In 2007, he returned to the University of Portsmouth, was awarded a Readership in 2012, and full professorship in 2016. In 2019, McGeehan became the founding director of the Centre for Enzyme Innovation (CEI) at the University of Portsmouth where he led a research team on enzyme engineering. In 2022, he took up the position of secretary general of The World Plastics Association in Monaco, where he co-chaired two international summits. McGeehan co-chaired the inaugural Gordon Research Conference on Plastics Recycling and Upcycling with Gregg T. Beckham in 2023, bringing together 200 researchers to discuss viable solutions to our plastics problem.

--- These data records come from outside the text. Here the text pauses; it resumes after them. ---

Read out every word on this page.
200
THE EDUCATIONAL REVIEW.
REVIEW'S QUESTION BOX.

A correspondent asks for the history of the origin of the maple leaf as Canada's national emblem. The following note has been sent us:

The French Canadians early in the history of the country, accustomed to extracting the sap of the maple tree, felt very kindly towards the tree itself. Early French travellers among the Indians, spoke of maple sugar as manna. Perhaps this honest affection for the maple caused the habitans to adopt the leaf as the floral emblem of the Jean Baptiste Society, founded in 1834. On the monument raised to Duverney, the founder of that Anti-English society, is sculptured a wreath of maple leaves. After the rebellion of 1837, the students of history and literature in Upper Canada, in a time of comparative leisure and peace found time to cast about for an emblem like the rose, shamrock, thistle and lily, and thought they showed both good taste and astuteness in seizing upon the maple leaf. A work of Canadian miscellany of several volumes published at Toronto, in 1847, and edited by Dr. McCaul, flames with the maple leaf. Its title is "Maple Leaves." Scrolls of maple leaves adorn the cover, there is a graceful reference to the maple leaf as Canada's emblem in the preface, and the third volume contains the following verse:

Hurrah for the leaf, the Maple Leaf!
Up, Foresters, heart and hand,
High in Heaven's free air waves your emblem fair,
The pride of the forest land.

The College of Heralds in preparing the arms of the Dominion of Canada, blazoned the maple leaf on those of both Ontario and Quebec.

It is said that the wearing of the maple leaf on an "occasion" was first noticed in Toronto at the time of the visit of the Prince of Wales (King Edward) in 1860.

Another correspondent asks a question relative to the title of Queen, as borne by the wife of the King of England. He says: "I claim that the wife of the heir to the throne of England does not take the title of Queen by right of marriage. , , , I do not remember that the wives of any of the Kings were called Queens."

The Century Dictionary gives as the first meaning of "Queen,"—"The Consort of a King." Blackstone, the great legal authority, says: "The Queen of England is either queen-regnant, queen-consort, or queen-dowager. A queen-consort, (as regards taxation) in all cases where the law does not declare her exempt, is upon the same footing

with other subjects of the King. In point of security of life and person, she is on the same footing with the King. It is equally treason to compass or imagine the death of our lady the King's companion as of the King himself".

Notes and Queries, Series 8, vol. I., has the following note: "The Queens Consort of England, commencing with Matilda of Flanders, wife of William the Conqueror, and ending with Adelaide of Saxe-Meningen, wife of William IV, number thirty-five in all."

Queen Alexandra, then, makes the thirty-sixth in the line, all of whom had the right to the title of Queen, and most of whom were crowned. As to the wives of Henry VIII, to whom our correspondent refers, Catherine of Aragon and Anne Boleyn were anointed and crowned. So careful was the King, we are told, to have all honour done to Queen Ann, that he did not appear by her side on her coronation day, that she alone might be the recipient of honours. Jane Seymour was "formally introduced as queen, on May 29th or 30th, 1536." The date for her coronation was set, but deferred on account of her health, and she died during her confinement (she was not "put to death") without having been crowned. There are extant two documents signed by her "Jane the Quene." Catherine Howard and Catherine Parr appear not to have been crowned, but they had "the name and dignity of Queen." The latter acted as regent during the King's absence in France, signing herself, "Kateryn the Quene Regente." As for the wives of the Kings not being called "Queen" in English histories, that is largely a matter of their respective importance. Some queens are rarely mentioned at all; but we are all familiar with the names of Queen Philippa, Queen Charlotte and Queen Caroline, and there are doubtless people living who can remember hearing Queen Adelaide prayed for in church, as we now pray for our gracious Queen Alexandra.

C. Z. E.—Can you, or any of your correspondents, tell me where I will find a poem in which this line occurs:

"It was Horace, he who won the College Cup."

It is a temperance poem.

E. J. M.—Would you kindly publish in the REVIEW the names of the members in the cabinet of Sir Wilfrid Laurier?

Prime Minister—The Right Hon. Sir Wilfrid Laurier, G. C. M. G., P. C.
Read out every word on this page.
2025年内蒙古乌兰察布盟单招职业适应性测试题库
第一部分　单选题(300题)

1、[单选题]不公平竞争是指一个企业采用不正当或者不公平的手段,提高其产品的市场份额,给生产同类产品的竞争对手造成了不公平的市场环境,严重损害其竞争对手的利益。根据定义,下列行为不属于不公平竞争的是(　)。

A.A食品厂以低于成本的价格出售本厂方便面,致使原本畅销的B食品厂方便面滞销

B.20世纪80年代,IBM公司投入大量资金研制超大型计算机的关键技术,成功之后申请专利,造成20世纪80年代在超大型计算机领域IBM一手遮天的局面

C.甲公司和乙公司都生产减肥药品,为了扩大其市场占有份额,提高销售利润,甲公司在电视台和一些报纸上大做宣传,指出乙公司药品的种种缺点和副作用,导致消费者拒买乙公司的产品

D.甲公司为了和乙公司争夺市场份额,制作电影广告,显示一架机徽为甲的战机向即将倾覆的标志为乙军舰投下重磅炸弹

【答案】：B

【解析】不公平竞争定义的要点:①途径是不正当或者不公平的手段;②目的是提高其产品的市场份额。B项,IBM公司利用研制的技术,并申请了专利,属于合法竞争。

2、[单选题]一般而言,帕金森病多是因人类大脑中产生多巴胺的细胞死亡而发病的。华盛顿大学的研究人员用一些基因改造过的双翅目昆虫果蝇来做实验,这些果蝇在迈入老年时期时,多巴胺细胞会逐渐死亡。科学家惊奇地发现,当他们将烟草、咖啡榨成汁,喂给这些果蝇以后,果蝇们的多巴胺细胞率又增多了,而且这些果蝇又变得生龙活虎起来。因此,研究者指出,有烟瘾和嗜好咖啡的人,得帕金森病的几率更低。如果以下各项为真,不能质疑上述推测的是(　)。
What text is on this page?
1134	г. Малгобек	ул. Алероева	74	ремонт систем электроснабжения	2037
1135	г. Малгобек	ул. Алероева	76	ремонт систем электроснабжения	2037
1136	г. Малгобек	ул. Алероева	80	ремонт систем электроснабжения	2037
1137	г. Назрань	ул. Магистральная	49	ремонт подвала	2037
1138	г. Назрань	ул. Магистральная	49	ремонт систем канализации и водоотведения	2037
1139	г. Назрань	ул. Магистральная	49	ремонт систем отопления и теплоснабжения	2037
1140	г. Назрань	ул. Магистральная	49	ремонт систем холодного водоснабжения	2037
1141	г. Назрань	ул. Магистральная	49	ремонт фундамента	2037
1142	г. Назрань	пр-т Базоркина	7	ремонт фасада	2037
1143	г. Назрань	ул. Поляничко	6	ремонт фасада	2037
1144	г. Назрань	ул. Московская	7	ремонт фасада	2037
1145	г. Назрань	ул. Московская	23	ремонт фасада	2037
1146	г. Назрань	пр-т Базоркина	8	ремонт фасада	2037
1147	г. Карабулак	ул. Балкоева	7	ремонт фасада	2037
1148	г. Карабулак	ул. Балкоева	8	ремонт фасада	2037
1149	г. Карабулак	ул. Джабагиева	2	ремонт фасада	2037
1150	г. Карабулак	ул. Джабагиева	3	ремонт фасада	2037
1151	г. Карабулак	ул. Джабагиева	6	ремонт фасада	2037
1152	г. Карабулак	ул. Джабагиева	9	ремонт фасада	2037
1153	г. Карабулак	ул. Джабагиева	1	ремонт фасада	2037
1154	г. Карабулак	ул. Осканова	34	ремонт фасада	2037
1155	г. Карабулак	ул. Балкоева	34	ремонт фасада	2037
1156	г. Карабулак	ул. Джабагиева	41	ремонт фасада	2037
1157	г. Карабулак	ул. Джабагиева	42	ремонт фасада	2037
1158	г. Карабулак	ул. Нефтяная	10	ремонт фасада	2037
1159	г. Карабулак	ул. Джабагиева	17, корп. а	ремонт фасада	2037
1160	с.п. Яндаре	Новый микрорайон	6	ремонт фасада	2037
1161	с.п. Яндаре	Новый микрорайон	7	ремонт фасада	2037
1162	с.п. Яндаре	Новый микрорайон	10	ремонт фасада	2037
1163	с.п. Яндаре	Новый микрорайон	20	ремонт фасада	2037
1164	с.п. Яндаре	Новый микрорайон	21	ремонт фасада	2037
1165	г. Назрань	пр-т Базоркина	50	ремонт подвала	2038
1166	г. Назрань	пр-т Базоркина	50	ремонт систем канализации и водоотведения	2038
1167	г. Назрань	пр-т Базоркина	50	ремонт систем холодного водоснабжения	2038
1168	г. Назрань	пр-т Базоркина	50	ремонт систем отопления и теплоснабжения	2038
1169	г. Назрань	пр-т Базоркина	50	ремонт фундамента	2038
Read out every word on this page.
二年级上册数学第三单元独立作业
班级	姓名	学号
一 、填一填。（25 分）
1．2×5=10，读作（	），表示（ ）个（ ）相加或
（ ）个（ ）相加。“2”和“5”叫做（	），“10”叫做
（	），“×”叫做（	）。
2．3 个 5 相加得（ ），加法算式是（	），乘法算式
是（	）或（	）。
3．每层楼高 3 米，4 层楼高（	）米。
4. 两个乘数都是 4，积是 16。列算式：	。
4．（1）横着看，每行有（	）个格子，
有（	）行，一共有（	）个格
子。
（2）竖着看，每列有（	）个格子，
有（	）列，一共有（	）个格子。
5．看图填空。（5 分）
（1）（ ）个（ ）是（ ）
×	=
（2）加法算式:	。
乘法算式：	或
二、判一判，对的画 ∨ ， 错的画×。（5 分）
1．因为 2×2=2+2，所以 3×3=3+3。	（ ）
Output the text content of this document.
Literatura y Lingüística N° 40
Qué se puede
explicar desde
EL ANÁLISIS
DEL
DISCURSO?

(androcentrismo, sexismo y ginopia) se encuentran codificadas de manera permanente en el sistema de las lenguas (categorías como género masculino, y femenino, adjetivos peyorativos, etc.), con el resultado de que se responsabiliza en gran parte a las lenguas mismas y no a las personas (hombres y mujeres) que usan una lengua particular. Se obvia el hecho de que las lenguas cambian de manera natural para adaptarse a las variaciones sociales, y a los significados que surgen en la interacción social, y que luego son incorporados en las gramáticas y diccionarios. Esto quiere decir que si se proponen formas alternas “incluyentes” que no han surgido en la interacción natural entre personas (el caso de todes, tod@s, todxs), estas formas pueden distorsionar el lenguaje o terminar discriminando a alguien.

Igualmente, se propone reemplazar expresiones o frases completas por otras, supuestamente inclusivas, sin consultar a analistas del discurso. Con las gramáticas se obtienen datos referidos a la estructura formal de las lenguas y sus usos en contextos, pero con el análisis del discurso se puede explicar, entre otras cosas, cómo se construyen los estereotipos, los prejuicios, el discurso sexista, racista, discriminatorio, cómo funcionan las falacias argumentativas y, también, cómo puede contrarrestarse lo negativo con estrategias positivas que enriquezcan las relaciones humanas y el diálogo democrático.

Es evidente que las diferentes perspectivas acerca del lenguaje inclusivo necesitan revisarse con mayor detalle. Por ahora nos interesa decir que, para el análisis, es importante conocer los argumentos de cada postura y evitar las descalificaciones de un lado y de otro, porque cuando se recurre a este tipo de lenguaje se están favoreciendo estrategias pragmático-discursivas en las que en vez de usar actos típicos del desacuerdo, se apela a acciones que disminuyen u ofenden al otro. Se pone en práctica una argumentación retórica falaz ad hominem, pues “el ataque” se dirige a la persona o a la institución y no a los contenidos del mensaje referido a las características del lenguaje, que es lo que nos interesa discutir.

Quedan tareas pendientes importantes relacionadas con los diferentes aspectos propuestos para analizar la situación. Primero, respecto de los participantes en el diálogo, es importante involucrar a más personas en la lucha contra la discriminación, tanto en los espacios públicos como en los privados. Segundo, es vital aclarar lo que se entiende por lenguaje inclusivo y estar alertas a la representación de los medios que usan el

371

McGeehan joined the National Renewable Energy Laboratory in 2024 as a principal scientist in the BioEnergy Science and Technology Group, where he led collaborative projects on the design and application of enzyme-based technologies for plastics and chemicals. In 2026 he took up a 125^{th} Anniversary Chair at the University of Birmingham, UK.

== Research ==
McGeehan has interests in the discovery and engineering of proteins and enzymes for industrial applications.